This section is from the book "The International Cook Book", by Alexander Filippini. Also available from Amazon: The international cook book; over 3,300 recipes gathered from all over the world, including many never before published in English. With complete menus of the three meals for every day.
Stewed Rhubarb (73)
Quaker Oats (105)
Omelette with Smoked Beef
Broiled Smelts, Maitre d'Hotel
Country Sausages (134)
Griddle Cakes (9)
Mince very finely two ounces smoked beef and place in a saucepan with a pint cold water and boil for five minutes. Drain well on a sieve. Heat one tablespoon melted butter in a small saucepan, adding one tablespoon flour, and stir well while cooking for one minute; then pour in two gills hot milk. Season with two tablespoons salt, a saltspoon cayenne pepper and a saltspoon grated nutmeg; thoroughly mix, then add the drained beef, stir well and cook for five minutes, mixing occasionally.

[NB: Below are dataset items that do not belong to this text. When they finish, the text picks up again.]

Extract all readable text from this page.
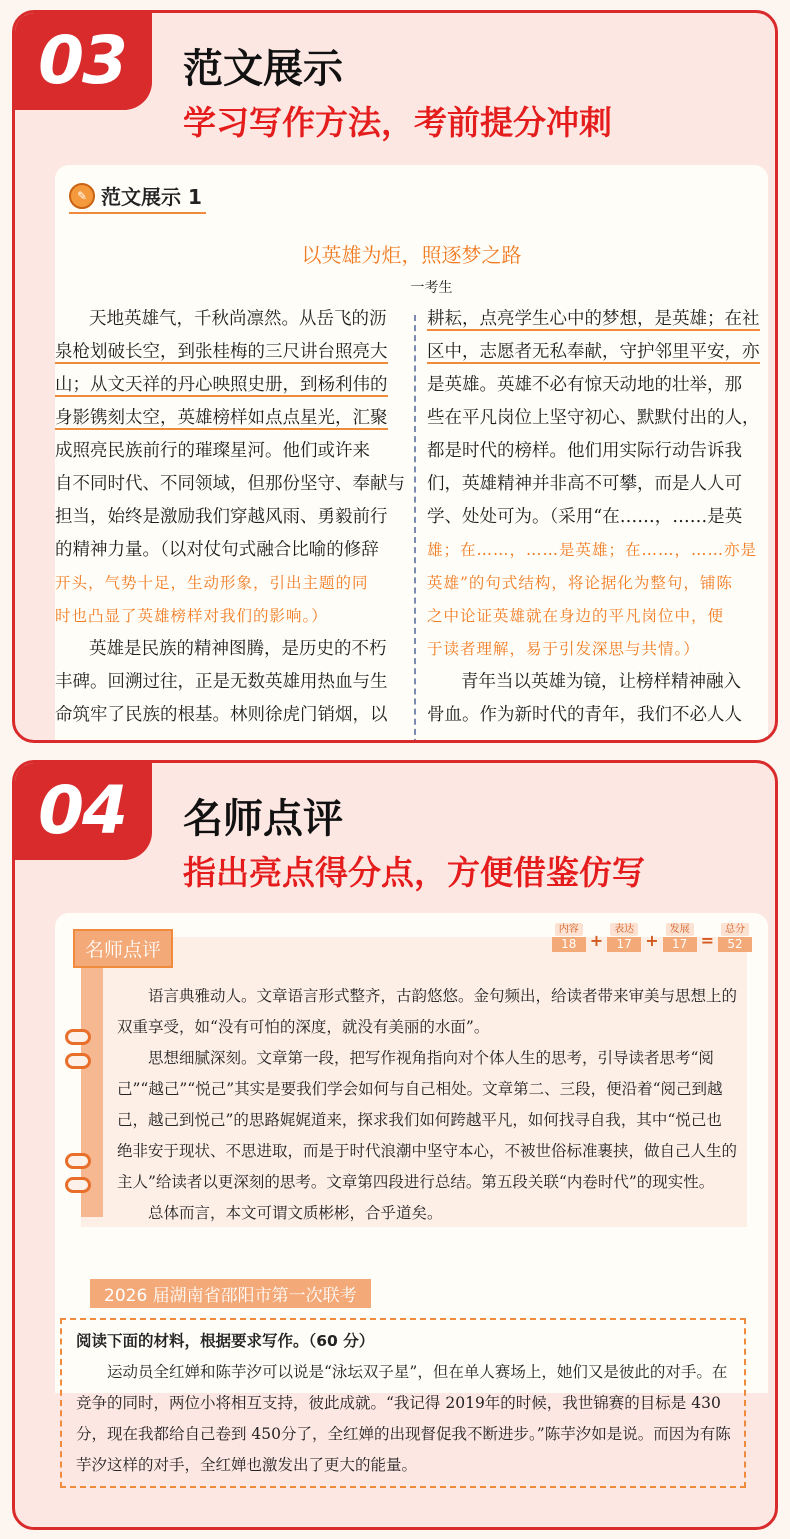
03	范文展示
学习写作方法，考前提分冲刺
✎ 范文展示 1
以英雄为炬，照逐梦之路
一考生
天地英雄气，千秋尚凛然。从岳飞的沥
泉枪划破长空，到张桂梅的三尺讲台照亮大
山；从文天祥的丹心映照史册，到杨利伟的
身影镌刻太空，英雄榜样如点点星光，汇聚
成照亮民族前行的璀璨星河。他们或许来
自不同时代、不同领域，但那份坚守、奉献与
担当，始终是激励我们穿越风雨、勇毅前行
的精神力量。（以对仗句式融合比喻的修辞
开头，气势十足，生动形象，引出主题的同
时也凸显了英雄榜样对我们的影响。）
英雄是民族的精神图腾，是历史的不朽
丰碑。回溯过往，正是无数英雄用热血与生
命筑牢了民族的根基。林则徐虎门销烟，以
耕耘，点亮学生心中的梦想，是英雄；在社
区中，志愿者无私奉献，守护邻里平安，亦
是英雄。英雄不必有惊天动地的壮举，那
些在平凡岗位上坚守初心、默默付出的人，
都是时代的榜样。他们用实际行动告诉我
们，英雄精神并非高不可攀，而是人人可
学、处处可为。（采用“在……，……是英
雄；在……，……是英雄；在……，……亦是
英雄”的句式结构，将论据化为整句，铺陈
之中论证英雄就在身边的平凡岗位中，便
于读者理解，易于引发深思与共情。）
青年当以英雄为镜，让榜样精神融入
骨血。作为新时代的青年，我们不必人人
04	名师点评
指出亮点得分点，方便借鉴仿写
名师点评
内容
18 +
表达
17 +
发展
17 =
总分
52
语言典雅动人。文章语言形式整齐，古韵悠悠。金句频出，给读者带来审美与思想上的双重享受，如“没有可怕的深度，就没有美丽的水面”。
思想细腻深刻。文章第一段，把写作视角指向对个体人生的思考，引导读者思考“阅己”“越己”“悦己”其实是要我们学会如何与自己相处。文章第二、三段，便沿着“阅己到越己，越己到悦己”的思路娓娓道来，探求我们如何跨越平凡，如何找寻自我，其中“悦己也绝非安于现状、不思进取，而是于时代浪潮中坚守本心，不被世俗标准裹挟，做自己人生的主人”给读者以更深刻的思考。文章第四段进行总结。第五段关联“内卷时代”的现实性。
总体而言，本文可谓文质彬彬，合乎道矣。
2026 届湖南省邵阳市第一次联考
阅读下面的材料，根据要求写作。（60 分）
运动员全红婵和陈芋汐可以说是“泳坛双子星”，但在单人赛场上，她们又是彼此的对手。在竞争的同时，两位小将相互支持，彼此成就。“我记得 2019年的时候，我世锦赛的目标是 430 分，现在我都给自己卷到 450分了，全红婵的出现督促我不断进步。”陈芋汐如是说。而因为有陈芋汐这样的对手，全红婵也激发出了更大的能量。
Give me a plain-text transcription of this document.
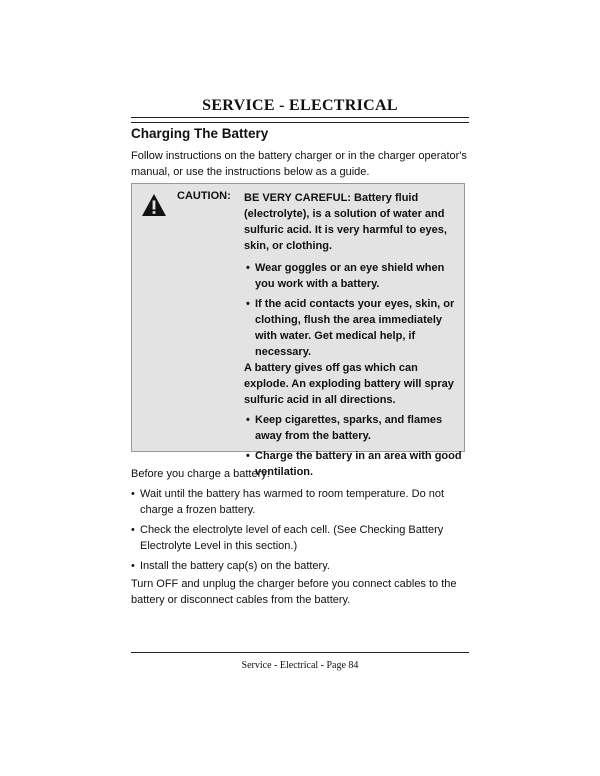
SERVICE - ELECTRICAL
Charging The Battery
Follow instructions on the battery charger or in the charger operator's manual, or use the instructions below as a guide.
CAUTION: BE VERY CAREFUL: Battery fluid (electrolyte), is a solution of water and sulfuric acid. It is very harmful to eyes, skin, or clothing.

• Wear goggles or an eye shield when you work with a battery.
• If the acid contacts your eyes, skin, or clothing, flush the area immediately with water. Get medical help, if necessary.

A battery gives off gas which can explode. An exploding battery will spray sulfuric acid in all directions.

• Keep cigarettes, sparks, and flames away from the battery.
• Charge the battery in an area with good ventilation.

Before you charge a battery:

• Wait until the battery has warmed to room temperature. Do not charge a frozen battery.
• Check the electrolyte level of each cell. (See Checking Battery Electrolyte Level in this section.)
• Install the battery cap(s) on the battery.
Turn OFF and unplug the charger before you connect cables to the battery or disconnect cables from the battery.
Service - Electrical - Page 84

Prepare an omelette same as per No. 75, and just before folding up the two sides of the omelette place half the prepared beef - but no sauce - right in the centre of the omelette, fold up, turn on a hot dish and arrange the beef and sauce around the omelette. Sprinkle a little chopped parsley over and serve.
Thoroughly wipe dry twelve very fresh, good-sized smelts. Have a tablespoon oil on a plate with half teaspoon salt and one saltspoon paprika; mix all well, then gently roll the smelts in the seasoning. Arrange on a double broiler and broil on a brisk fire for five minutes on each side. Remove, dress on a hot dish; spread a maitre d'hotel butter, prepared as per No. 7, over them, decorate the dish with parsley greens and six pieces of lemon and serve.